Laughter and joy and play are really the antidote to stress. If you’re laughing and you’re feeling joy and you’re playing, that’s a different response. Different hormones are being released. It’s a whole different physiological response in the body. So, watching funny movies, watching comedy, stand-up comedy, playing with kids and pets, as you shelter in place, playing games, doing things that are fun and even, like I said, spending time outdoors, learning a new hobby. If you’ve been wanting to play, learn to play the guitar or the piano, now would be a really good time to do it. All these things are super, super important at this point. And I’m going to be continuing to remind you of this. Because while I don’t think that this is going to last forever, I do think that this, we’re going to be settling into a new normal, not only with coronavirus and COVID now in the next few months, but as it ebbs and flows over the next 12 to 18 months.
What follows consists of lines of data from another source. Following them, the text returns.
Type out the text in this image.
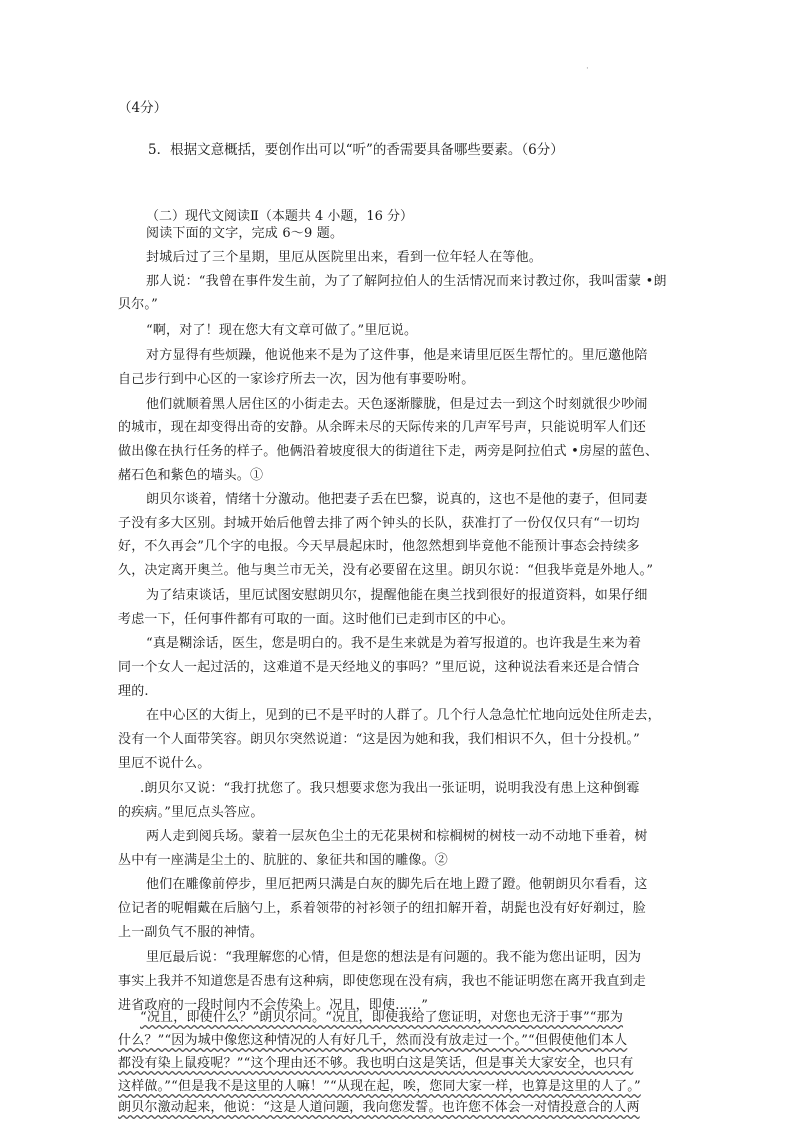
·
（4分）
5．根据文意概括，要创作出可以“听”的香需要具备哪些要素。（6分）
（二）现代文阅读Ⅱ（本题共 4 小题，16 分）
阅读下面的文字，完成 6～9 题。
封城后过了三个星期，里厄从医院里出来，看到一位年轻人在等他。
那人说：“我曾在事件发生前，为了了解阿拉伯人的生活情况而来讨教过你，我叫雷蒙 •朗
贝尔。”
“啊，对了！现在您大有文章可做了。”里厄说。
对方显得有些烦躁，他说他来不是为了这件事，他是来请里厄医生帮忙的。里厄邀他陪
自己步行到中心区的一家诊疗所去一次，因为他有事要吩咐。
他们就顺着黑人居住区的小街走去。天色逐渐朦胧，但是过去一到这个时刻就很少吵闹
的城市，现在却变得出奇的安静。从余晖未尽的天际传来的几声军号声，只能说明军人们还
做出像在执行任务的样子。他俩沿着坡度很大的街道往下走，两旁是阿拉伯式 •房屋的蓝色、
赭石色和紫色的墙头。①
朗贝尔谈着，情绪十分激动。他把妻子丢在巴黎，说真的，这也不是他的妻子，但同妻
子没有多大区别。封城开始后他曾去排了两个钟头的长队，获准打了一份仅仅只有“一切均
好，不久再会”几个字的电报。今天早晨起床时，他忽然想到毕竟他不能预计事态会持续多
久，决定离开奥兰。他与奥兰市无关，没有必要留在这里。朗贝尔说：“但我毕竟是外地人。”
为了结束谈话，里厄试图安慰朗贝尔，提醒他能在奥兰找到很好的报道资料，如果仔细
考虑一下，任何事件都有可取的一面。这时他们已走到市区的中心。
“真是糊涂话，医生，您是明白的。我不是生来就是为着写报道的。也许我是生来为着
同一个女人一起过活的，这难道不是天经地义的事吗？”里厄说，这种说法看来还是合情合
理的.
在中心区的大街上，见到的已不是平时的人群了。几个行人急急忙忙地向远处住所走去，
没有一个人面带笑容。朗贝尔突然说道：“这是因为她和我，我们相识不久，但十分投机。”
里厄不说什么。
.朗贝尔又说：“我打扰您了。我只想要求您为我出一张证明，说明我没有患上这种倒霉
的疾病。”里厄点头答应。
两人走到阅兵场。蒙着一层灰色尘土的无花果树和棕榈树的树枝一动不动地下垂着，树
丛中有一座满是尘土的、肮脏的、象征共和国的雕像。②
他们在雕像前停步，里厄把两只满是白灰的脚先后在地上蹬了蹬。他朝朗贝尔看看，这
位记者的呢帽戴在后脑勺上，系着领带的衬衫领子的纽扣解开着，胡髭也没有好好剃过，脸
上一副负气不服的神情。
里厄最后说：“我理解您的心情，但是您的想法是有问题的。我不能为您出证明，因为
事实上我并不知道您是否患有这种病，即使您现在没有病，我也不能证明您在离开我直到走
进省政府的一段时间内不会传染上。况且，即使......”
“况且，即使什么？”朗贝尔问。“况且，即使我给了您证明，对您也无济于事”“那为
什么？”“因为城中像您这种情况的人有好几千，然而没有放走过一个。”“但假使他们本人
都没有染上鼠疫呢？”“这个理由还不够。我也明白这是笑话，但是事关大家安全，也只有
这样做。”“但是我不是这里的人嘛！”“从现在起，唉，您同大家一样，也算是这里的人了。”
朗贝尔激动起来，他说：“这是人道问题，我向您发誓。也许您不体会一对情投意合的人两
And I think these are all strategies that are really actually helpful for living a full, rich, and rewarding life at any time. Even during good times.
We’re often dealing with chronic stress and just the challenges of modern life and these practices will sustain us during those good periods as well. But they’re even more critical in times like this. So, again, stay healthy, stay well, take care of yourselves and take care of each other because that’s critical, too. We can’t get through this on our own. We have to come together as families, as communities, as nations, and as a species. So take care, everybody. I will be back to talk to you soon. And until then, be well.